Swim for Mental Health Raises Awareness and Funds for Oakville Hospital

Posted: November 30, 2011
The Oakville community is healthier in mind and body thanks to Frank Zamuner and a crew of dedicated participants who swam nearly 5,000 lengths and raised $32,000 during the third annual Swim for Mental Health, presented by Century Twenty One, Goodale Miller Team. The event took place at Appleby College on November 24th through to November 26th.
This year’s event drew more than triple the number of swimmers and raised more funds than in previous years. The event serves the dual purpose of building a community of understanding to help decrease the stigma of mental illness, while also raising money through donations and participation for much needed facility upgrades at Oakville-Trafalgar Memorial Hospital.
Funds raised will benefit those coming to the hospital’s Emergency Room (E.R.) in the midst of a mental health crisis. Currently, the E.R. has one centrally located seclusion room available for patients in need of a quiet and safe space from the general busyness of the E.R. atmosphere. These funds will go toward redeveloping the existing seclusion room and repurposing an adjacent space into a second seclusion room with the E.R.
This project is urgently needed to provide the level of care and dignity these patients deserve. Before admitting patients to the Adult or Child & Adolescent Psychiatric Inpatient Services, they must be treated for any medical issues by the Emergency Care team, as well as receiving interim care via the mental health Crisis Team. These rooms will provide a safe and warm atmosphere for patients to be with their families throughout the process.
In addition to raising funds, the event plays a significant role in decreasing the stigma of mental illness.

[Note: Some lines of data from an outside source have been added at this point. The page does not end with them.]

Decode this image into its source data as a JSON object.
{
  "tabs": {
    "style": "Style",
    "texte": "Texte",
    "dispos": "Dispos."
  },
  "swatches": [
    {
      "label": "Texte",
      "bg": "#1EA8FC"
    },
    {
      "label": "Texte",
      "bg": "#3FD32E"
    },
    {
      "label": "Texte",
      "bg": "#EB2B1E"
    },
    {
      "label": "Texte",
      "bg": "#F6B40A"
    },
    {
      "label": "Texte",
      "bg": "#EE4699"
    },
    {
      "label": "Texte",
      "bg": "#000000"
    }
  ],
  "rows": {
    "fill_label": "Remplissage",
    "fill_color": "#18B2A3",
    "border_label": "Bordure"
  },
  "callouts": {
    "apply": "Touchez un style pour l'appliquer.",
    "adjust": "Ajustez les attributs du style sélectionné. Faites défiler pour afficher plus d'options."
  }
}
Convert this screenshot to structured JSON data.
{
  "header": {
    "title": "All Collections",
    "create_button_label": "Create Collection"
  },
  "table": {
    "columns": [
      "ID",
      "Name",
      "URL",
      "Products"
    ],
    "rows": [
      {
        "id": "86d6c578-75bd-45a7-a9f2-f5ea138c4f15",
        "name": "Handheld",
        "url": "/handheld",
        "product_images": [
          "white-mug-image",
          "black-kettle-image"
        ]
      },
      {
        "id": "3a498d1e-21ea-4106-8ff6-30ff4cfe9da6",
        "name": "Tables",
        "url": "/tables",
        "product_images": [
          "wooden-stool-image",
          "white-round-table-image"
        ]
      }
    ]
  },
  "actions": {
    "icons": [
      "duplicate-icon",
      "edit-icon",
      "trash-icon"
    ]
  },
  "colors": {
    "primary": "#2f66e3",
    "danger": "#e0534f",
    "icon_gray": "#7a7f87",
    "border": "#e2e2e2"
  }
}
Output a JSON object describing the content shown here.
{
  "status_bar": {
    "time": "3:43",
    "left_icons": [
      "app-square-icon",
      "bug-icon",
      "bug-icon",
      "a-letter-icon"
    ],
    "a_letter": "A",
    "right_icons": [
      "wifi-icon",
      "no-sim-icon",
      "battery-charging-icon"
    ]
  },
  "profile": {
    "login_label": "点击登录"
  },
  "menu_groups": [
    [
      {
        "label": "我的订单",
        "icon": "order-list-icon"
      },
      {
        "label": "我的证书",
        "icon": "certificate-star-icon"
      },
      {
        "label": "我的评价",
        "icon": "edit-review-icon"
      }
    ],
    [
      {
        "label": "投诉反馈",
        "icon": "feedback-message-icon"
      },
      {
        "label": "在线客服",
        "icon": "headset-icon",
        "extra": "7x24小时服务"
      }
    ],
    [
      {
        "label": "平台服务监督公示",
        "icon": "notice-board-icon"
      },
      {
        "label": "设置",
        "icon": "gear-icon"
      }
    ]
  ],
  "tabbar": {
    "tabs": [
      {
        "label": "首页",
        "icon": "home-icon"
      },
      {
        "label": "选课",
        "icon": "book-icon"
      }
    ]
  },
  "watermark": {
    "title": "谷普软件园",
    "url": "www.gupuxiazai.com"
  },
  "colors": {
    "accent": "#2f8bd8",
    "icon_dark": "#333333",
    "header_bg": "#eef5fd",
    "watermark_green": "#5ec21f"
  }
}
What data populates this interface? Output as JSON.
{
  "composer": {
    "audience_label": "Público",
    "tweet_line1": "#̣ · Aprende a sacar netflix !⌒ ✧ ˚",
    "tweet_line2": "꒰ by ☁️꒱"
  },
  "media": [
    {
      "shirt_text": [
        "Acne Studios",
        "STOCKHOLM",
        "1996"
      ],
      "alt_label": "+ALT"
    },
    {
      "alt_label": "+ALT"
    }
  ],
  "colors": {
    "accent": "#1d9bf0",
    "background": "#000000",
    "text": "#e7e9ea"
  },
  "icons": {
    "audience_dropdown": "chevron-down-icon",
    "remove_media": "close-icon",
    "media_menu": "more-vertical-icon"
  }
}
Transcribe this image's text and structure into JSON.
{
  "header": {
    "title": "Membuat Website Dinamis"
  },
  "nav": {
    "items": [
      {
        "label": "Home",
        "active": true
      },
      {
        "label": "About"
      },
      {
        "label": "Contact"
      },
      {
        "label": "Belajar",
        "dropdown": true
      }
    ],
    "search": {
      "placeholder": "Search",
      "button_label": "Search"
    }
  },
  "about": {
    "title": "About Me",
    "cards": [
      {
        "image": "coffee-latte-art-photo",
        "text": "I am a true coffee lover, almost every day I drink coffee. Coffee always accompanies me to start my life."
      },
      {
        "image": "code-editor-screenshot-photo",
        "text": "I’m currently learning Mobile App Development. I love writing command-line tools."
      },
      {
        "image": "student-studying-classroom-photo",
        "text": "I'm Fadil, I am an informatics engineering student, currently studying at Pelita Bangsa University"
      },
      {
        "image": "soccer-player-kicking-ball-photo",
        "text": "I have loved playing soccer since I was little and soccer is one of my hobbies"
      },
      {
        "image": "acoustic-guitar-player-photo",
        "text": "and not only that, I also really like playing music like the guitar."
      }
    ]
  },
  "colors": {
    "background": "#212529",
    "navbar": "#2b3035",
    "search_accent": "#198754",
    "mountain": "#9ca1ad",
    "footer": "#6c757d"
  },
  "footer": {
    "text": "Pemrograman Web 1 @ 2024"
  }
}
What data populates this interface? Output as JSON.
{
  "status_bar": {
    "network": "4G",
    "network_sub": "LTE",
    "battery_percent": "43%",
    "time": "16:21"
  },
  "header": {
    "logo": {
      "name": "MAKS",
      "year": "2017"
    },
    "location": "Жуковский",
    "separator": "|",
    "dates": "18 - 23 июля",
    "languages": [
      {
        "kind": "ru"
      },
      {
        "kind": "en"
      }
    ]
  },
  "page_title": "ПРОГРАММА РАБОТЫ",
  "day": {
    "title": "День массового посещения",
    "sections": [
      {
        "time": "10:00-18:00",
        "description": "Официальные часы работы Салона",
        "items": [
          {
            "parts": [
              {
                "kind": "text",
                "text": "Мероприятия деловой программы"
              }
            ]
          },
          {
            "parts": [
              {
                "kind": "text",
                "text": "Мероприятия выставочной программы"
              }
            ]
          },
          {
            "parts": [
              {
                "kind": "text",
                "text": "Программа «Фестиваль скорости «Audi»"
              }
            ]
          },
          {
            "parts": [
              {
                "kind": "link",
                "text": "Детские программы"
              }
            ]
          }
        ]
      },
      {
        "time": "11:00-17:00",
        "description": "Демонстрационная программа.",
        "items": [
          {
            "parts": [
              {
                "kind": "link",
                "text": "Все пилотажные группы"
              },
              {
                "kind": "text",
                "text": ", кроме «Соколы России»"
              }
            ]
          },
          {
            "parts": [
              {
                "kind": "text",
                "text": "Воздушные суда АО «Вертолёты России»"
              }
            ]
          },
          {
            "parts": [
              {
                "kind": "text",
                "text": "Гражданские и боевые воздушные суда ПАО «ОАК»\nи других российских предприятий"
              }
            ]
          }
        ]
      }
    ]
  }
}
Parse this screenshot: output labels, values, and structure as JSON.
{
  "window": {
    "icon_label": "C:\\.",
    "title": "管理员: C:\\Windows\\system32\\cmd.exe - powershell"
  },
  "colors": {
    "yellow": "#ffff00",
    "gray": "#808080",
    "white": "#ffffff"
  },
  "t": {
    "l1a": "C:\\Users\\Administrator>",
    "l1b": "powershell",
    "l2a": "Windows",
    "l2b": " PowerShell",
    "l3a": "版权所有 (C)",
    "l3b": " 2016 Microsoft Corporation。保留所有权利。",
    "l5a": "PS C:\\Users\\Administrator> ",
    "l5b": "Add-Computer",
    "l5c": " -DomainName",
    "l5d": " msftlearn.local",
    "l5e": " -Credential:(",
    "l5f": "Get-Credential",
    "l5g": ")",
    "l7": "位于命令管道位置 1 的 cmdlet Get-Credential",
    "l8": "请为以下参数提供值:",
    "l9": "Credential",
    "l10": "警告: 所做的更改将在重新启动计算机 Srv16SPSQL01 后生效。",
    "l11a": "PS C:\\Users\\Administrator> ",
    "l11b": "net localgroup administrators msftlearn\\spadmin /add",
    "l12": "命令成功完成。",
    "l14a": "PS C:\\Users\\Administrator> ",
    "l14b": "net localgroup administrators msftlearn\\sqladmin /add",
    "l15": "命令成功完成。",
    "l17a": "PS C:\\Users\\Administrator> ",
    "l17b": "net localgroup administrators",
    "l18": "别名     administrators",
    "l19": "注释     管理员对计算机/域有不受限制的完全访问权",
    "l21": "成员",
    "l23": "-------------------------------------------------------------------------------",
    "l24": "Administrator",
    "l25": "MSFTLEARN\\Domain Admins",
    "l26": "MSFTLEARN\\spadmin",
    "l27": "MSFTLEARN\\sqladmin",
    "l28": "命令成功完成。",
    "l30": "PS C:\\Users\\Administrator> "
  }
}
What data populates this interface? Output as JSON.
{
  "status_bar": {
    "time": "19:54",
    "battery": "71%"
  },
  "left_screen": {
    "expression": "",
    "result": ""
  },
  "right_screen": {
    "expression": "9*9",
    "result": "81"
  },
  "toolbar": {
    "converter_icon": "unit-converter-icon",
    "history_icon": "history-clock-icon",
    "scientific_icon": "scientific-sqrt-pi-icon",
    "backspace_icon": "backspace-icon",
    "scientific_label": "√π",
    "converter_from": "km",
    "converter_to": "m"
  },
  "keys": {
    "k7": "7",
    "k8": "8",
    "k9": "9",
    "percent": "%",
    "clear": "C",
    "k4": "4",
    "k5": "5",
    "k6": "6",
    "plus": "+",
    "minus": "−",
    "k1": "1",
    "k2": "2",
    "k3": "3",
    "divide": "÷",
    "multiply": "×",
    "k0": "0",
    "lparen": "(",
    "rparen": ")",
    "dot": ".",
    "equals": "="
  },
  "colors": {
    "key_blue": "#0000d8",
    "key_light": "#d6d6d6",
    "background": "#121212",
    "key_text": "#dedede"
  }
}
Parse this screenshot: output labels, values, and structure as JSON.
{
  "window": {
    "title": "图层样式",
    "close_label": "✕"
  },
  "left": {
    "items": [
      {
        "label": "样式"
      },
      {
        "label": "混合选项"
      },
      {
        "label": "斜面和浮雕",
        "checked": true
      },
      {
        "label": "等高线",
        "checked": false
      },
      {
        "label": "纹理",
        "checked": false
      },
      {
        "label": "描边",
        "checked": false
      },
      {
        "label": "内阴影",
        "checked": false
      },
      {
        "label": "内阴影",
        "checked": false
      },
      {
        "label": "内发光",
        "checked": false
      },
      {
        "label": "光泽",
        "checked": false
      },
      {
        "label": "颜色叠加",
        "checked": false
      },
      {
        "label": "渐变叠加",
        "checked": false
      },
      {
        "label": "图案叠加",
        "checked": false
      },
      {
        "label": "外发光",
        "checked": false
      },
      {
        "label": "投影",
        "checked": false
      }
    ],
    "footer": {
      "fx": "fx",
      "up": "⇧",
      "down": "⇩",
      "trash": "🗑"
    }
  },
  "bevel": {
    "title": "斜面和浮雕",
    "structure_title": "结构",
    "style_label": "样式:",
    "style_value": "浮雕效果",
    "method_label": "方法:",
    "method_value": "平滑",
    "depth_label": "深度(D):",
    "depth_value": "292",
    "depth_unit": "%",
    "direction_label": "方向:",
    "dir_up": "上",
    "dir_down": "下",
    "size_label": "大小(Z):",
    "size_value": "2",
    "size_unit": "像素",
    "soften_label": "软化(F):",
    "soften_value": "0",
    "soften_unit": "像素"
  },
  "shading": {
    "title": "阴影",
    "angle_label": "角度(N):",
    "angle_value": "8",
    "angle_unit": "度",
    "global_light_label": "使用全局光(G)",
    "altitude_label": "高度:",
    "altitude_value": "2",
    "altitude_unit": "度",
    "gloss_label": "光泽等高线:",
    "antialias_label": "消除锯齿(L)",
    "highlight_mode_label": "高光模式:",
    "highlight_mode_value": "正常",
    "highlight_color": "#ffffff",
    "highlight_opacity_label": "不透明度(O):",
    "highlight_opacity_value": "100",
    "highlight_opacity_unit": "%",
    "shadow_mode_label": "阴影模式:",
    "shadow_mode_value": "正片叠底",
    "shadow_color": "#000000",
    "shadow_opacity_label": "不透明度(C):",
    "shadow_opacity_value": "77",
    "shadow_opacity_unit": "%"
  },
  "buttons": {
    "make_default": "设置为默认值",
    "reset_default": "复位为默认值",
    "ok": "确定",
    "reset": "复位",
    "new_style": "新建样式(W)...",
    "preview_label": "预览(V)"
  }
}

“From my experience, the biggest long-term concern I have around people who have a mental illness is that they develop guilt and shame,” said Dr. Kenny Handelman, a child and adolescent psychiatrist. “When we can raise awareness, and decrease stigma, we can significantly improve the long-term outcome because people realize these are real medical issues.” 
“We have the power here to raise awareness and overcome the shame surrounding mental illness,” said Zamuner, a 75-year-old Oakville resident who founded the event after experiencing a severe bout of depression following heart surgery. “The therapeutic benefit of swimming has the power to alter the chemistry of the brain. Helping others is helping yourself.”